Perhaps convolutions of length 3 are not sufficient. So I make it try a length of 5. The pooling layer should become useless now. The error rate is still 83.2 %, so that did not help.
So I increase to 512 filters with length 5, perhaps that does the trick. We are now at 99.0 % error rate. The network seems to overfit, although the validation loss looks reasonable close to the training loss.

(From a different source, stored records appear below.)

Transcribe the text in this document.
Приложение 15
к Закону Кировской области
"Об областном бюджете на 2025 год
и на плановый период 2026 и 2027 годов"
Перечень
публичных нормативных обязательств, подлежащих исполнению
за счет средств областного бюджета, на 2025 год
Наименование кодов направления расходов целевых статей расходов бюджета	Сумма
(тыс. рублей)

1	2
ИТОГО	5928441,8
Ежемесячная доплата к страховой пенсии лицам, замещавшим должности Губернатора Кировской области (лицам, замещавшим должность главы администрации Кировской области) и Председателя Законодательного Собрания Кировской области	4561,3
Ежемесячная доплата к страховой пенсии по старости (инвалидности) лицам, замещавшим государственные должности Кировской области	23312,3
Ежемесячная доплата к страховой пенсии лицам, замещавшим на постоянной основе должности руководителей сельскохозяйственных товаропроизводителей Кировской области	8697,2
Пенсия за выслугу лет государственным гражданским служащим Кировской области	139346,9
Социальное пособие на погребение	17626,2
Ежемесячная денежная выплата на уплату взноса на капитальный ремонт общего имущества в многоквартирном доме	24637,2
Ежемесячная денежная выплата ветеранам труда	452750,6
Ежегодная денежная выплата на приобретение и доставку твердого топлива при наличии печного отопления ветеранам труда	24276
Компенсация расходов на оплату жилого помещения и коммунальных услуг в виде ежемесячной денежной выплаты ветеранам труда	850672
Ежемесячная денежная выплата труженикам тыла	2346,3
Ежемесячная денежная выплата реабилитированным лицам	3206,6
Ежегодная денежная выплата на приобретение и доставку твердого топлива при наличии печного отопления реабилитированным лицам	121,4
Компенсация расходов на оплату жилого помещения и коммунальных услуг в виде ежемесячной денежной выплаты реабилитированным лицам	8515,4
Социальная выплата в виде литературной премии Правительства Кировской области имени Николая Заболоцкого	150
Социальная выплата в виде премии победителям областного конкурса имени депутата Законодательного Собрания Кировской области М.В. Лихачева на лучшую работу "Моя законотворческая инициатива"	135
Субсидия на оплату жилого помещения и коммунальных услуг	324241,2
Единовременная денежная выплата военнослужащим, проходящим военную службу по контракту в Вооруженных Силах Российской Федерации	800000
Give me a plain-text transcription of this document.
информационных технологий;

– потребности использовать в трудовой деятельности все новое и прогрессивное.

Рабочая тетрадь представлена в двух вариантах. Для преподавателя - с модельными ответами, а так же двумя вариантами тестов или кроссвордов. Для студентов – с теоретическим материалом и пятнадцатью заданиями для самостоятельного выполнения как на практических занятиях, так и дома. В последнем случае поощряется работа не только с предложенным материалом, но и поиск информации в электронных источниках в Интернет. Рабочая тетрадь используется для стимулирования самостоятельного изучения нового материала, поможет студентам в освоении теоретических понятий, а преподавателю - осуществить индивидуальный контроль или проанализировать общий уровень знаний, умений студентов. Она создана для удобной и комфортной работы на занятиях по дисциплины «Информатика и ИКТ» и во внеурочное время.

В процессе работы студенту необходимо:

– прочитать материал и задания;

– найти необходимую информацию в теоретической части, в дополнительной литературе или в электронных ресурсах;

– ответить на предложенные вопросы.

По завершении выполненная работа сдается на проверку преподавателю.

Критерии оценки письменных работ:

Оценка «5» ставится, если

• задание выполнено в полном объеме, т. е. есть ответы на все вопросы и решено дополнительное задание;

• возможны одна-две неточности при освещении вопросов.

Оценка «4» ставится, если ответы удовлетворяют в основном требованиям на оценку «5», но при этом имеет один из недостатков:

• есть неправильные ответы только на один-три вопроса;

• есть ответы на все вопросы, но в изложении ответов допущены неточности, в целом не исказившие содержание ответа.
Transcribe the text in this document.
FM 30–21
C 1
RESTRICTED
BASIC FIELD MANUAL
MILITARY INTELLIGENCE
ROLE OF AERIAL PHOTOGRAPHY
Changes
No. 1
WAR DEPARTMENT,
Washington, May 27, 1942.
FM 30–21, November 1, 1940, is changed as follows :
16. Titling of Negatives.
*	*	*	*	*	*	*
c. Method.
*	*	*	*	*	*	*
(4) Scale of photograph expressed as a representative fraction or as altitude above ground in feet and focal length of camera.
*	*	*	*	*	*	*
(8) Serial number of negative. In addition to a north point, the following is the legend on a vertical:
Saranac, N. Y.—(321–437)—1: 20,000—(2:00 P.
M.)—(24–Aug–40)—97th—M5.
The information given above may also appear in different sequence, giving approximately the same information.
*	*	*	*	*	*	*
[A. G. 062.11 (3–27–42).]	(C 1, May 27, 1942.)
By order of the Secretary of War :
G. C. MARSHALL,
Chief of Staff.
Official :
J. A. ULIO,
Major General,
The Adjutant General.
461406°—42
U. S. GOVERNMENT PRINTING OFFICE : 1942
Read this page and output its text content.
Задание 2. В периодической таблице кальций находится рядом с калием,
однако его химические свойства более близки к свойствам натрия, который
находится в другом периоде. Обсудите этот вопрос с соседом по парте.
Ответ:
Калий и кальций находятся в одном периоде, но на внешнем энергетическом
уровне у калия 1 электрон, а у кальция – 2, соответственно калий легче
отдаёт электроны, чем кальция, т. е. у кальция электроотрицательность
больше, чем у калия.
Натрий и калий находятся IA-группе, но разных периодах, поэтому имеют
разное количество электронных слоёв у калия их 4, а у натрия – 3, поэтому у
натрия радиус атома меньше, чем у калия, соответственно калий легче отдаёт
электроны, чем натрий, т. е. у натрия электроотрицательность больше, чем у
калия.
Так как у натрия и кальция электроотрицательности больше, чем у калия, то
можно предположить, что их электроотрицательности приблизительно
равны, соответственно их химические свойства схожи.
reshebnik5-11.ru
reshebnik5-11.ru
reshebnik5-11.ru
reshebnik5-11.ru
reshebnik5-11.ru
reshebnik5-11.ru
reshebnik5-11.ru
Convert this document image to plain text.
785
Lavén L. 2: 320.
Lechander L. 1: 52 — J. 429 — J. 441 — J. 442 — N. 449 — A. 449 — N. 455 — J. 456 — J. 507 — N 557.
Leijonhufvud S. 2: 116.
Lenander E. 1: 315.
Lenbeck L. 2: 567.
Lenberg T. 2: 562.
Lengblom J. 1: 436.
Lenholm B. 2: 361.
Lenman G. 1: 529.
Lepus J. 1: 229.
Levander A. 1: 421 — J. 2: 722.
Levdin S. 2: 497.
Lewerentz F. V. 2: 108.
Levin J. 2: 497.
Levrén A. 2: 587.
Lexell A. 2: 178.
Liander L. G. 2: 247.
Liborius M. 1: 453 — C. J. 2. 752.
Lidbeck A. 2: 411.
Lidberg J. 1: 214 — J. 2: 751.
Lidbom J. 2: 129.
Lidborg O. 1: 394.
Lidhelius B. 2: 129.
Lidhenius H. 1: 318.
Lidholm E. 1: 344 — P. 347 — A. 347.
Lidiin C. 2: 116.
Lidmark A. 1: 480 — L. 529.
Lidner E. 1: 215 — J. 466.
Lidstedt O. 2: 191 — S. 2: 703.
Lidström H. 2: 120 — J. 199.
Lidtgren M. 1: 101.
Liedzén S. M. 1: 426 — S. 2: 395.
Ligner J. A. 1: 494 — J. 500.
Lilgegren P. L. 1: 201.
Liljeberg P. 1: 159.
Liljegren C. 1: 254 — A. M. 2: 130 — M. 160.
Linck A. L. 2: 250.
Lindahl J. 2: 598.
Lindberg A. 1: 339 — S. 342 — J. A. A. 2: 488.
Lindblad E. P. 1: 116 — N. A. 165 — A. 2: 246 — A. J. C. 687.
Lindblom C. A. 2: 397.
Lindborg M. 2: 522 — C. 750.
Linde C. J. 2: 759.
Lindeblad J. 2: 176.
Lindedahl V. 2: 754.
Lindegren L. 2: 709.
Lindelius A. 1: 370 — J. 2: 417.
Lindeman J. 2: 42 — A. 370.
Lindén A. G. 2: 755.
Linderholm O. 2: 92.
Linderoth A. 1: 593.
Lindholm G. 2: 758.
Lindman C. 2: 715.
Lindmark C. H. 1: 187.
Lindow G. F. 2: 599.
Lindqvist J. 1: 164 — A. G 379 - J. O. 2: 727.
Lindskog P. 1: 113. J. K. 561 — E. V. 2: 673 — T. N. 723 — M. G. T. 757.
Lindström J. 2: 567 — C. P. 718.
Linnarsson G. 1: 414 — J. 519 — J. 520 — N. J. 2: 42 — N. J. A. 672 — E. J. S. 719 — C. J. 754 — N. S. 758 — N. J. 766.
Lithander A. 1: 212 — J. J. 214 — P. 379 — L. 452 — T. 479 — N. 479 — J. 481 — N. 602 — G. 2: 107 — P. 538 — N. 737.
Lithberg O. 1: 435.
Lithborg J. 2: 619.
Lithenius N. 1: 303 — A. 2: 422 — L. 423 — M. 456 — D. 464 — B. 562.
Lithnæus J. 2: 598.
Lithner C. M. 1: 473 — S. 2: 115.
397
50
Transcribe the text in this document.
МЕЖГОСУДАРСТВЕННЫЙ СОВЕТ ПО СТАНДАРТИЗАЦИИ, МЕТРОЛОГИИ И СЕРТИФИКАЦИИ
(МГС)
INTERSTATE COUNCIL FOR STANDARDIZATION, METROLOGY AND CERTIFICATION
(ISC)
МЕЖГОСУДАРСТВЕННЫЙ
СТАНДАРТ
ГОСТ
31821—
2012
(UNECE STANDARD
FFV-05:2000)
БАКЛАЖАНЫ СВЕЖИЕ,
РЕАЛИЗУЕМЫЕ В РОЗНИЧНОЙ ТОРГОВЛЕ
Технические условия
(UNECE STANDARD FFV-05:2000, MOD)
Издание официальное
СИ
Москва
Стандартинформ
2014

We have seen this pattern before as well, too many convolutional filters will make the result worse. Perhaps one could improve by training for more epochs, but a simpler model gave better results with less resources.
Conclusions
It seems that just applying a convolution to the data is not sufficient to extract all the interesting features. This surprises me a bit because I would have expected that a convolution could effectively take the first and second derivative of data. The dense network at the end must be able to build the sum of the last data point and first and second derivative to extrapolate the next point. Perhaps the problem is that the convolution does not preserve the last element and one would have to reinject the original information into the final state to have it available via shortcircuit.
Maybe even with those changes the convolution just does not work. One would need to extract features like the first and second derivative, the ratios and other things beforehand. Some of these are nonlinear transformations, the network may not be able to learn these just from the data and one has to provide some features manually.
It could also be that deep learning is not the right approach here and as it should rather be a decision tree from more complicated features, one should rather persue an avenue like that.